See, he thought it was his people.  The people like him.  Who looked like him and spoke like him and danced like him.  But Jesus opened his eyes to the people.  All the people.  The wonderful panoply of people.  The glorious created collection of people and traditions and languages and dances that there would be no way he could master without throwing out a hip!  But he could watch, and then learn and laugh and clap his hands as he welcomed them into the family.

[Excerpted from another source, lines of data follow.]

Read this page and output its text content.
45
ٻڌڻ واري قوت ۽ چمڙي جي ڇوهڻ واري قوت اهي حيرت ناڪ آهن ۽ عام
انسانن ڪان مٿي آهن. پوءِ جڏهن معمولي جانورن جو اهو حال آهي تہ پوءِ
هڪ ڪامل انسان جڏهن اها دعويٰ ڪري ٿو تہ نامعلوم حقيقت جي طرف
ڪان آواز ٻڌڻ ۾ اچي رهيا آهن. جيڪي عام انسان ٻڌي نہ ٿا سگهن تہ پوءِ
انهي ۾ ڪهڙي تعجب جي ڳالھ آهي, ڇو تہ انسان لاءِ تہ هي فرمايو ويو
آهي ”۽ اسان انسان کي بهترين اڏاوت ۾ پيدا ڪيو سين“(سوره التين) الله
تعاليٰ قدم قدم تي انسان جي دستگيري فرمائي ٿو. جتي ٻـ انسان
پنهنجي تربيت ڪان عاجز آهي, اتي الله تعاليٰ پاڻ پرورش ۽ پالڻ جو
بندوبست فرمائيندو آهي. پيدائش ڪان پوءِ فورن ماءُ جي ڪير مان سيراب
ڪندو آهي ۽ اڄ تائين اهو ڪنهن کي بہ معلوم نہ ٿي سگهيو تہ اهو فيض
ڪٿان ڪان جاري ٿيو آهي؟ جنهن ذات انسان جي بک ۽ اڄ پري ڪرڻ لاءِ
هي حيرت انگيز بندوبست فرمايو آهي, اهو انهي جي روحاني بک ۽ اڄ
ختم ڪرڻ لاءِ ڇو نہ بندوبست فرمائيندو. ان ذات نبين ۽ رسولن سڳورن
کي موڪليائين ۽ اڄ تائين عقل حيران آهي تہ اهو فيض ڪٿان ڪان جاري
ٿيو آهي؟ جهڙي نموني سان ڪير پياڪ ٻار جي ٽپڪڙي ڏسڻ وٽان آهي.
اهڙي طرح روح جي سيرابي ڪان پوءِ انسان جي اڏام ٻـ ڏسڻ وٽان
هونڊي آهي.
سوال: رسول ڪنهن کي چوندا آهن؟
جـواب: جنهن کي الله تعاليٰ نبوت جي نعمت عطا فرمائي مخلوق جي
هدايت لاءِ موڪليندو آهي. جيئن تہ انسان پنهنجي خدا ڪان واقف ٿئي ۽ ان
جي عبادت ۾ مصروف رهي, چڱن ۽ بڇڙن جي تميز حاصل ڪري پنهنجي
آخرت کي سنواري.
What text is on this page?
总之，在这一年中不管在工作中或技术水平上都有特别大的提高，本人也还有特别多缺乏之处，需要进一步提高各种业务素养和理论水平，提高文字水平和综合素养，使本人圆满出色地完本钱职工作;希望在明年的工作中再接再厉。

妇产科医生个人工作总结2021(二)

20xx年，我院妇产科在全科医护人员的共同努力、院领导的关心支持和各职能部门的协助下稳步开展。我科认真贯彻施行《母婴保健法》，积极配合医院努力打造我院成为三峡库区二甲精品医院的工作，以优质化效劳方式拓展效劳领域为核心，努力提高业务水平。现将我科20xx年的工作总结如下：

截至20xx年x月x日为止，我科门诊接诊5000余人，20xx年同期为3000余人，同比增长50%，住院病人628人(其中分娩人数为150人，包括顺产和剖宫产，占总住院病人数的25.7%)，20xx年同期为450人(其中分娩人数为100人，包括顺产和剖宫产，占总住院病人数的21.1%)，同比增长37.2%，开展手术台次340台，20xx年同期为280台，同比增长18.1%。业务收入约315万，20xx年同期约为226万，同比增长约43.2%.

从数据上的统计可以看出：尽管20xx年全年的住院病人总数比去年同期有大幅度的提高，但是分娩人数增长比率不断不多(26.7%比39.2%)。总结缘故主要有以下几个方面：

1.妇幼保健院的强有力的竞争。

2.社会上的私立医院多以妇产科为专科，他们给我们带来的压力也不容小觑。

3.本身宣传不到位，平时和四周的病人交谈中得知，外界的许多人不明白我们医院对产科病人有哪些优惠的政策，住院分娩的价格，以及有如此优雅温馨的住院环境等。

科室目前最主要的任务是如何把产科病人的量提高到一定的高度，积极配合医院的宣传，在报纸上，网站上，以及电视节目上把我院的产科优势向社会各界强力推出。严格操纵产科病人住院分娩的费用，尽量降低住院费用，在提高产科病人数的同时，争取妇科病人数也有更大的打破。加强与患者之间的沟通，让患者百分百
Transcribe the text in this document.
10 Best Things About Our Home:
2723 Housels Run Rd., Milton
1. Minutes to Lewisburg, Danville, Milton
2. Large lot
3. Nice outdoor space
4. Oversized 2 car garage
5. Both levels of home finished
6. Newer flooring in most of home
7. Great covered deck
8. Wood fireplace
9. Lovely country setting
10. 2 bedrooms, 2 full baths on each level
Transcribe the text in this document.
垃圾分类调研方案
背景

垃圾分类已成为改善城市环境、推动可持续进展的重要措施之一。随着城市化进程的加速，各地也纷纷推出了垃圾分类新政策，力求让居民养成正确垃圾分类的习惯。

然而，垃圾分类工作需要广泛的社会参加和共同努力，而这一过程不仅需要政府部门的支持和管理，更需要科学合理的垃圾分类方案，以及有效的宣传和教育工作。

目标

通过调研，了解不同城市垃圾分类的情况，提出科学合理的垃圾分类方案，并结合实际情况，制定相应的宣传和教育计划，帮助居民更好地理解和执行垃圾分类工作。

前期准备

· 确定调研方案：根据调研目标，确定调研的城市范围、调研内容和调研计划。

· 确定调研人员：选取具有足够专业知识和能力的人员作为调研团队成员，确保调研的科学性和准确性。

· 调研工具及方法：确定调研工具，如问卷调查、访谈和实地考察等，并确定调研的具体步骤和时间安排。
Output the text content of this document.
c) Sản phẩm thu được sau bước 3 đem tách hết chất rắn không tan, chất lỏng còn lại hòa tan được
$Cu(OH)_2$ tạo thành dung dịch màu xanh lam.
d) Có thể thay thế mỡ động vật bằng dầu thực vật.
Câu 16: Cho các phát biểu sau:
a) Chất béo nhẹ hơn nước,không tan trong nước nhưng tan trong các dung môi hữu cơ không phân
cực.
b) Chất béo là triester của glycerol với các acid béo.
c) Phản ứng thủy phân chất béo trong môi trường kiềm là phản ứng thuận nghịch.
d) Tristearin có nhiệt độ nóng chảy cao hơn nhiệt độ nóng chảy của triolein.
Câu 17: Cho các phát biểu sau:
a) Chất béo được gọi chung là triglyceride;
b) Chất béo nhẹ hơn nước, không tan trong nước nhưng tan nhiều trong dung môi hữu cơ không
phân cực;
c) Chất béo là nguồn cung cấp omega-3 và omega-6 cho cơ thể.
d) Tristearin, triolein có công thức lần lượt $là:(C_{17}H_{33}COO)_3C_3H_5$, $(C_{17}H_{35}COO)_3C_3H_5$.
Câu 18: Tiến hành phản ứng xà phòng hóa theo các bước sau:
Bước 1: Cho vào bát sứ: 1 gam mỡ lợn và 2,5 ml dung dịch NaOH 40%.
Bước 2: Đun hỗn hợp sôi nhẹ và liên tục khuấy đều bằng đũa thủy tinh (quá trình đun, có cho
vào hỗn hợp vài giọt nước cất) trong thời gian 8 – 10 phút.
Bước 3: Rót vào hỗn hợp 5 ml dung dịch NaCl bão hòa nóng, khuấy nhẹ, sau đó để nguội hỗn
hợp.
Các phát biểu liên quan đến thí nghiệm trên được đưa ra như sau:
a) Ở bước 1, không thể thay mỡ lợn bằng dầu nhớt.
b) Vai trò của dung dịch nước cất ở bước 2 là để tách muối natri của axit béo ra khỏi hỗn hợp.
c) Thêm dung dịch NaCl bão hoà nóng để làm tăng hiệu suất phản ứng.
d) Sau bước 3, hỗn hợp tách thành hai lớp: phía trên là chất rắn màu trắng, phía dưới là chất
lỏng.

He’s learned some new steps, we should applaud that.  God does.  And the heavenly applause sounds like the Spirit falling.  No sound like a mighty wind this time.  No tongues of fire resting on all and each.  What did it sound like?  Why did Luke say the Spirit fell?  

It sounded like praise.  It sounded like joy.  It sounded like showers of blessings, like the moving of feet and the raising of hands.  It sounded like the exuberance of a people who discovered they were included, they were loved, they were valued.  The Spirit fell like a dove, it fell like rain on parched ground, it fell like lifted arms falling down to wrap around triumphant bodies.  The Spirit fell.  And even Peter, certain and uncertain both, couldn’t mistake that presence.  “Can anyone withhold water for baptism?”  How did he say that?  I’m sure that a part of him hoped someone could, someone could come up with a reason to say no, so that he could scurry back into the certainty of his former darkness.  But, let’s hope it was only a small part.  Let’s hope the larger part was defiant, staring down the sticks in the mud among them who had “we’ve never done it this way before” dribbling from their lips.  Let’s hope it was the joy of building up with body, of welcoming to the party, of lining up to dance.  The water flowed, the words were sung, the family grew that day.  

When families grow there are struggles.  This Spirit thing hasn’t always been easy.  That’s what the final chapter of Fresh Air is all about.  The struggle between different expressions of the Spirit.  One tends to look suspiciously at the other.  The firestorm of speaking in tongues is just the weather vane to a larger issue.  A perhaps simplistic way of characterizing the divide is to talk about head vs. heart faith.  Those who want to emphasize the reason and will and those who want faith to be felt, emotion and passion.  There’s more to it than that, but the arena of division is sometimes fought on those terms.  Levison has a solution in his final chapter.  Read the bible.  The more we study, the closer to the center we come.  I think he’s right.  Because the purpose of reading the bible is not to know the bible, but to know Jesus.  And only Jesus can draw us together.  The Lord of the Dance can help us thinkers move our feet with joy.  The Lord of Dance can help us passionate ones learn new and deliberate steps, inclusive movements.  Bound together as one.  One faith, one Lord, one baptism.  Can anyone withhold the water?

When the Spirit falls, we all get up on our feet.